RSNA Image Share Network in growth mode

At town hall event, members will answer questions from the curious
By Mike Miliard
05:32 PM

Since its launch in 2009, the RSNA Image Share Network has enjoyed robust funding from the National Institute of Biomedical Imaging and Bioengineering and found successes at some of the premier health systems in the U.S. Now it's looking for new providers to join.

The network, based on common open-standards architecture, helps patients access their information through personal health records, eliminating the need for CDs. Reports are sent to a secure, Web-based image repository called the Image Clearinghouse. Patients then establish PHR accounts and retrieve their images into them, enabling them to share them with their physicians.

"The RSNA Image Share Network can improve quality, safety and efficiency while engaging patients and families in their own care," said the project’s principal investigator, David S. Mendelson, MD, chief of clinical informatics at The Mount Sinai Medical Center, said in a 2011 press statement. "Our patients are successfully using the network to access and distribute their medical images."

[See also: RSNA lands $10.8M to expand Image Share .]

It's currently in place at five big health systems: Mayo Clinic, Mount Sinai Medical Center, University of California San Francisco, University of Chicago Medical Center and University of Maryland Medical Center.

Now, beyond those five major research sites, "We have just recently, in the past four weeks or so, added three community sites," said Chris Carr, director of informatics at RSNA. "We're expanding the network."

The benefits these past few years have been clear, he says. While the initial aim was to spur patient engagement, "the same network can be used to exchange images between sites and improve communication between providers," he said.

And so the call is out to increase that circle of connectivity.

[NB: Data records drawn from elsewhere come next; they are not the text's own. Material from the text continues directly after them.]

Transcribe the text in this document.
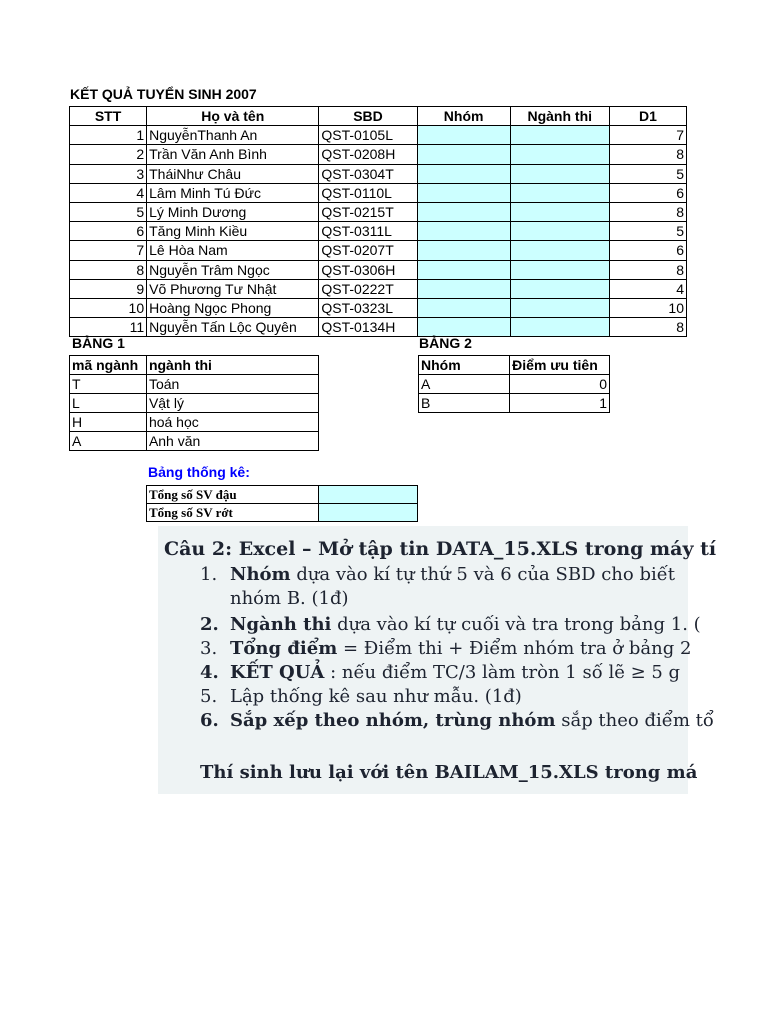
KẾT QUẢ TUYỂN SINH 2007
STT	Họ và tên	SBD	Nhóm	Ngành thi	D1
1	NguyễnThanh An	QST-0105L			7
2	Trần Văn Anh Bình	QST-0208H			8
3	TháiNhư Châu	QST-0304T			5
4	Lâm Minh Tú Đức	QST-0110L			6
5	Lý Minh Dương	QST-0215T			8
6	Tăng Minh Kiều	QST-0311L			5
7	Lê Hòa Nam	QST-0207T			6
8	Nguyễn Trâm Ngọc	QST-0306H			8
9	Võ Phương Tư Nhật	QST-0222T			4
10	Hoàng Ngọc Phong	QST-0323L			10
11	Nguyễn Tấn Lộc Quyên	QST-0134H			8
BẢNG 1	BẢNG 2
mã ngành	ngành thi
T	Toán
L	Vật lý
H	hoá học
A	Anh văn
Nhóm	Điểm ưu tiên
A	0
B	1
Bảng thống kê:
Tổng số SV đậu	
Tổng số SV rớt	
Câu 2: Excel – Mở tập tin DATA_15.XLS trong máy tí
1. Nhóm dựa vào kí tự thứ 5 và 6 của SBD cho biết
nhóm B. (1đ)
2. Ngành thi dựa vào kí tự cuối và tra trong bảng 1. (
3. Tổng điểm = Điểm thi + Điểm nhóm tra ở bảng 2
4. KẾT QUẢ : nếu điểm TC/3 làm tròn 1 số lẽ ≥ 5 g
5. Lập thống kê sau như mẫu. (1đ)
6. Sắp xếp theo nhóm, trùng nhóm sắp theo điểm tổ
Thí sinh lưu lại với tên BAILAM_15.XLS trong má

"We're encouraging additional sites to join," said Carr. "We provide software that enables them to link their local systems to the infrastructure of the Image Share Network and provide their patients with a service that is more convenient and less error-prone than providing images on CD, which is standard practice."

Toward that end, RSNA will be holding a town hall-style event about the Image Share Network, Monday, Dec. 2, from 11:30 a.m.-1 p.m., offering an open forum to explore ways radiology sites can improve communication and increase patient engagement.

The meeting will include representatives of NIBIB and participants in the Image Share Network, who will talk about their experience with image sharing and answering questions from meeting attendees.


It's all a way, says Carr, of "recognizing the people who have been involved, and encouraging other sites to join in as well."